Second, the “claims” made for the Proposal:
• The additional revenue will be “dedicated to K-12 education”. Has anyone checked recently
to see how much of the “additional revenue” supposed to come from the casinos is actually
being spent on education versus used in the “general fund”? I thought not. Once revenue
flows into the state’s coffers the legislature is free to do whatever it wants with it.
• “Question 2 would increase education funding by $159 million in its first year and increase
further in subsequent years”. I’m not very impressed with the author’s arithmetic. Three
percent (3%) on incomes “above $200,000” annually, assumes there are enough Maine
taxpayers who enjoy $5.3 BILLION in income over and above their base incomes of $200,000.

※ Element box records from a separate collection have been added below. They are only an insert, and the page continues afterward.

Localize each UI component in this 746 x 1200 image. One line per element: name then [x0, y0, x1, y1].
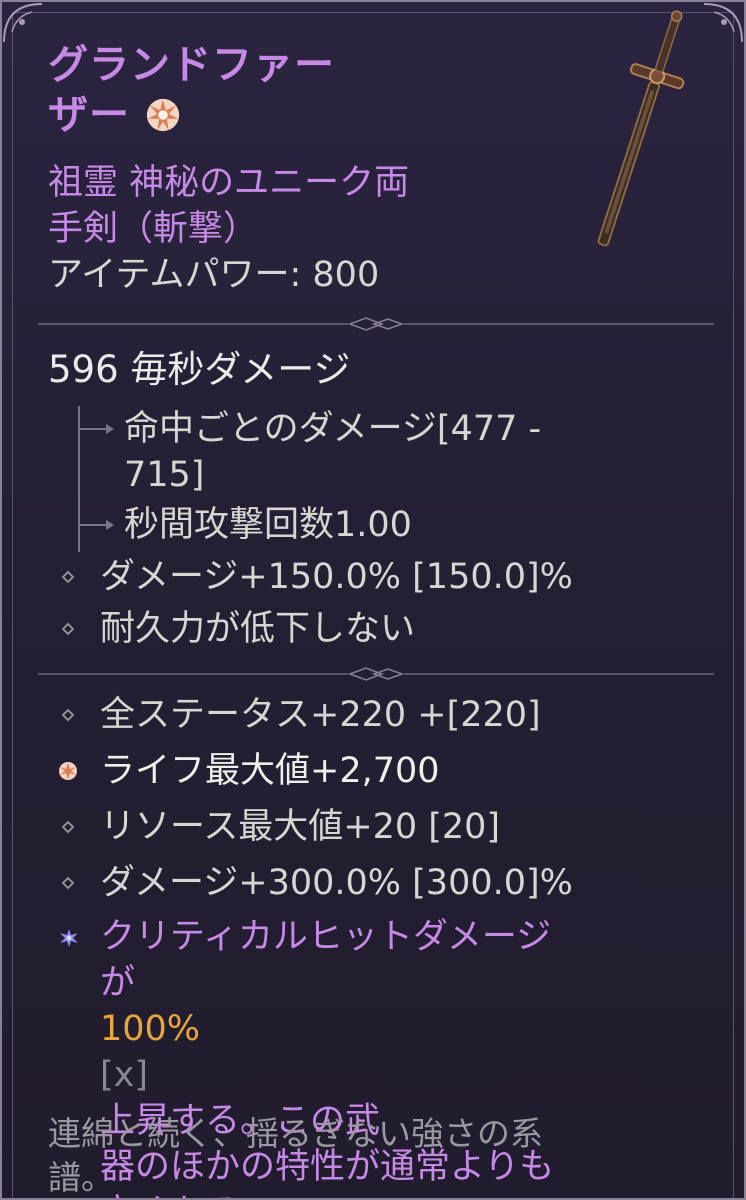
arrow-right-icon	[106, 520, 114, 530]
arrow-right-icon	[106, 424, 114, 434]
implicit-affix-text: ダメージ+150.0% [150.0]%	[100, 557, 573, 597]
diamond-bullet-icon	[61, 876, 75, 890]
diamond-bullet-icon	[61, 820, 75, 834]
affix-text: ライフ最大値+2,700	[100, 751, 440, 791]
flavor-text-line: 譜。	[48, 1158, 114, 1197]
section-divider	[38, 667, 714, 681]
item-type: 祖霊 神秘のユニーク両 手剣（斬撃）	[48, 160, 568, 252]
flavor-text-line: 連綿と続く、揺るぎない強さの系	[48, 1114, 543, 1153]
item-name-text: ザー	[48, 92, 130, 138]
affix-text: 全ステータス+220 +[220]	[100, 695, 541, 735]
item-name: グランドファー ザー	[48, 40, 408, 140]
implicit-affix-text: 耐久力が低下しない	[100, 609, 416, 649]
attacks-per-second: 秒間攻撃回数1.00	[124, 505, 412, 545]
damage-per-second: 596 毎秒ダメージ	[48, 348, 351, 391]
item-name-line: ザー	[48, 90, 408, 140]
section-divider	[38, 317, 714, 331]
item-type-line: 手剣（斬撃）	[48, 209, 259, 249]
greater-affix-star-icon	[59, 762, 77, 780]
unique-power-value: 100%	[100, 1009, 201, 1049]
unique-power-text-part: が	[100, 963, 136, 1003]
unique-power-range-marker: [x]	[100, 1055, 149, 1095]
item-tooltip: グランドファー ザー 祖霊 神秘のユニーク両 手剣（斬撃） アイテムパワー: 8…	[0, 0, 746, 1200]
affix-text: ダメージ+300.0% [300.0]%	[100, 863, 573, 903]
unique-power-line: クリティカルヒットダメージ	[100, 917, 552, 957]
diamond-bullet-icon	[61, 622, 75, 636]
unique-star-icon	[60, 929, 78, 947]
damage-per-hit-line: 命中ごとのダメージ[477 -	[124, 409, 542, 449]
damage-per-hit-line: 715]	[124, 455, 205, 495]
item-power: アイテムパワー: 800	[48, 255, 380, 295]
affix-text: リソース最大値+20 [20]	[100, 807, 501, 847]
item-name-line: グランドファー	[48, 42, 335, 88]
flavor-text: 連綿と続く、揺るぎない強さの系 譜。	[48, 1112, 698, 1198]
diamond-bullet-icon	[61, 708, 75, 722]
ancestral-star-icon	[146, 98, 180, 132]
item-type-line: 祖霊 神秘のユニーク両	[48, 163, 410, 203]
damage-per-hit: 命中ごとのダメージ[477 - 715]	[124, 406, 704, 498]
two-handed-sword-icon	[597, 10, 685, 247]
diamond-bullet-icon	[61, 570, 75, 584]
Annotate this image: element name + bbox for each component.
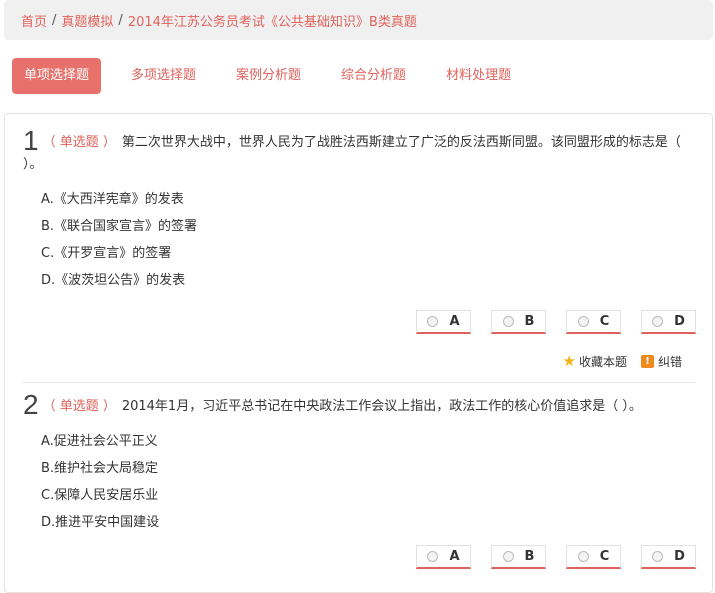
radio-icon [502, 316, 514, 327]
favorite-button[interactable]: ★ 收藏本题 [563, 352, 627, 370]
option-b: B.《联合国家宣言》的签署 [41, 219, 198, 234]
radio-icon [577, 316, 589, 327]
question-text: 第二次世界大战中，世界人民为了战胜法西斯建立了广泛的反法西斯同盟。该同盟形成的标… [23, 135, 681, 172]
option-c: C.保障人民安居乐业 [41, 488, 159, 503]
question-type-tabs: 单项选择题 多项选择题 案例分析题 综合分析题 材料处理题 [12, 58, 539, 94]
option-d: D.推进平安中国建设 [41, 515, 160, 530]
breadcrumb-separator: / [118, 12, 123, 28]
answer-button-d[interactable]: D [641, 545, 696, 569]
tab-single-choice[interactable]: 单项选择题 [12, 58, 102, 94]
question-type-label: （ 单选题 ） [42, 135, 116, 150]
answer-button-b[interactable]: B [491, 545, 546, 569]
question-type-label: （ 单选题 ） [42, 399, 116, 414]
question-actions: ★ 收藏本题 ! 纠错 [549, 352, 682, 370]
breadcrumb-current-link[interactable]: 2014年江苏公务员考试《公共基础知识》B类真题 [128, 11, 417, 30]
answer-button-a[interactable]: A [416, 545, 471, 569]
favorite-label: 收藏本题 [578, 354, 627, 369]
question-divider [23, 382, 695, 383]
question-item: 2 （ 单选题 ） 2014年1月，习近平总书记在中央政法工作会议上指出，政法工作的… [23, 391, 695, 536]
report-error-button[interactable]: ! 纠错 [640, 353, 682, 370]
breadcrumb-home-link[interactable]: 首页 [21, 11, 47, 30]
exclamation-icon: ! [640, 354, 654, 368]
answer-button-c[interactable]: C [566, 545, 621, 569]
option-a: A.促进社会公平正义 [41, 434, 158, 449]
question-header: 1 （ 单选题 ）第二次世界大战中，世界人民为了战胜法西斯建立了广泛的反法西斯同盟… [23, 127, 695, 176]
option-a: A.《大西洋宪章》的发表 [41, 192, 184, 207]
report-label: 纠错 [657, 354, 682, 369]
answer-label: C [599, 549, 610, 564]
question-item: 1 （ 单选题 ）第二次世界大战中，世界人民为了战胜法西斯建立了广泛的反法西斯同盟… [23, 127, 695, 294]
option-d: D.《波茨坦公告》的发表 [41, 273, 186, 288]
tab-multiple-choice[interactable]: 多项选择题 [119, 58, 208, 94]
radio-icon [652, 316, 664, 327]
radio-icon [502, 551, 514, 562]
breadcrumb: 首页 / 真题模拟 / 2014年江苏公务员考试《公共基础知识》B类真题 [4, 0, 713, 40]
answer-buttons: A B C D [396, 310, 696, 334]
question-number: 2 [23, 389, 39, 420]
radio-icon [427, 551, 439, 562]
answer-label: C [599, 314, 610, 329]
radio-icon [577, 551, 589, 562]
star-icon: ★ [562, 352, 576, 370]
breadcrumb-separator: / [52, 12, 57, 28]
question-panel: 1 （ 单选题 ）第二次世界大战中，世界人民为了战胜法西斯建立了广泛的反法西斯同盟… [4, 113, 713, 593]
answer-label: A [449, 549, 460, 564]
tab-comprehensive-analysis[interactable]: 综合分析题 [329, 58, 418, 94]
option-c: C.《开罗宣言》的签署 [41, 246, 172, 261]
tab-material-processing[interactable]: 材料处理题 [434, 58, 523, 94]
tab-case-analysis[interactable]: 案例分析题 [224, 58, 313, 94]
answer-button-a[interactable]: A [416, 310, 471, 334]
answer-buttons: A B C D [396, 545, 696, 569]
options-list: A.促进社会公平正义 B.维护社会大局稳定 C.保障人民安居乐业 D.推进平安中… [23, 428, 695, 536]
answer-label: D [674, 549, 685, 564]
question-number: 1 [23, 125, 39, 156]
answer-button-d[interactable]: D [641, 310, 696, 334]
answer-label: A [449, 314, 460, 329]
breadcrumb-category-link[interactable]: 真题模拟 [61, 11, 113, 30]
answer-label: B [524, 549, 535, 564]
answer-label: B [524, 314, 535, 329]
options-list: A.《大西洋宪章》的发表 B.《联合国家宣言》的签署 C.《开罗宣言》的签署 D… [23, 186, 695, 294]
option-b: B.维护社会大局稳定 [41, 461, 159, 476]
question-text: 2014年1月，习近平总书记在中央政法工作会议上指出，政法工作的核心价值追求是（… [121, 399, 642, 414]
question-header: 2 （ 单选题 ） 2014年1月，习近平总书记在中央政法工作会议上指出，政法工作的… [23, 391, 695, 419]
answer-button-b[interactable]: B [491, 310, 546, 334]
radio-icon [427, 316, 439, 327]
radio-icon [652, 551, 664, 562]
answer-label: D [674, 314, 685, 329]
answer-button-c[interactable]: C [566, 310, 621, 334]
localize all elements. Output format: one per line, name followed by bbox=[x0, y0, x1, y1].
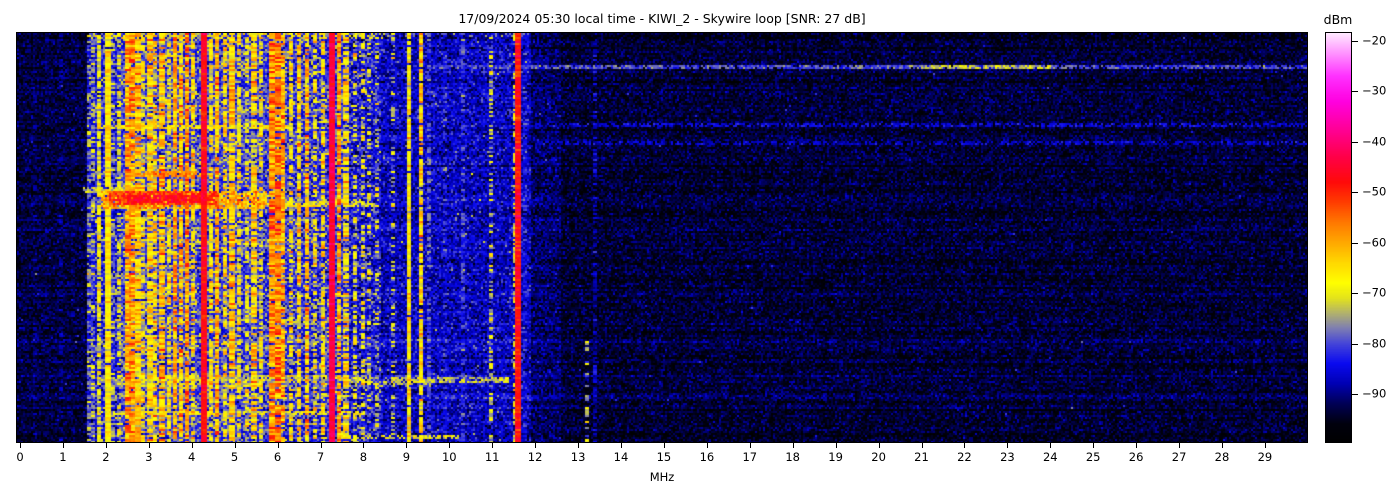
x-tick-label: 18 bbox=[785, 450, 801, 464]
x-tick-label: 19 bbox=[828, 450, 843, 464]
x-tick-mark bbox=[578, 443, 580, 448]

If you simply divide the total by $200,000 it supposes there are at least 26,500 taxpayers in
Maine who enjoy incomes above $200,000 annually. If you believe that, I’ve got a bridge for
you to consider purchasing.
• “A good education is the gateway to good jobs, more prosperous families and greater
opportunity for successful careers”. No one will argue with that; what it ignores are the
numbers of such jobs that will leave Maine as a result of this tax increase, not to mention those
that will never come because of the tax. Our best young people will have to leave Maine to
find the kind of job opportunities the author claims for Proposal 2. In fact, that has been
happening for years already.
Lots of different entities want to persuade us to vote their way, support the projects they think are
important, and to be “fair”, to make the “wealthy” pay more, and to reduce the burden on the
“poorest” among us. However, what is “fair”, who are “wealthy”, and the degree of “burden” on the
poorest are all value judgments about which reasonable people may differ. What we cannot escape
is the impact of our actions, both those “intended” and those “unintended”.
Having been a registered voter for more than 50 years, I’ve learned that certain phrases used by
politicians are “code words” for reaching into my pocket. Included in those are “investing”, “fairness”
“leveling the playing field”, “strengthening” the economy, and “tax cuts that largely benefit wealthy
households”. Usually it means using my money to benefit the politician’s favored activities, not
necessarily how I might choose to use it.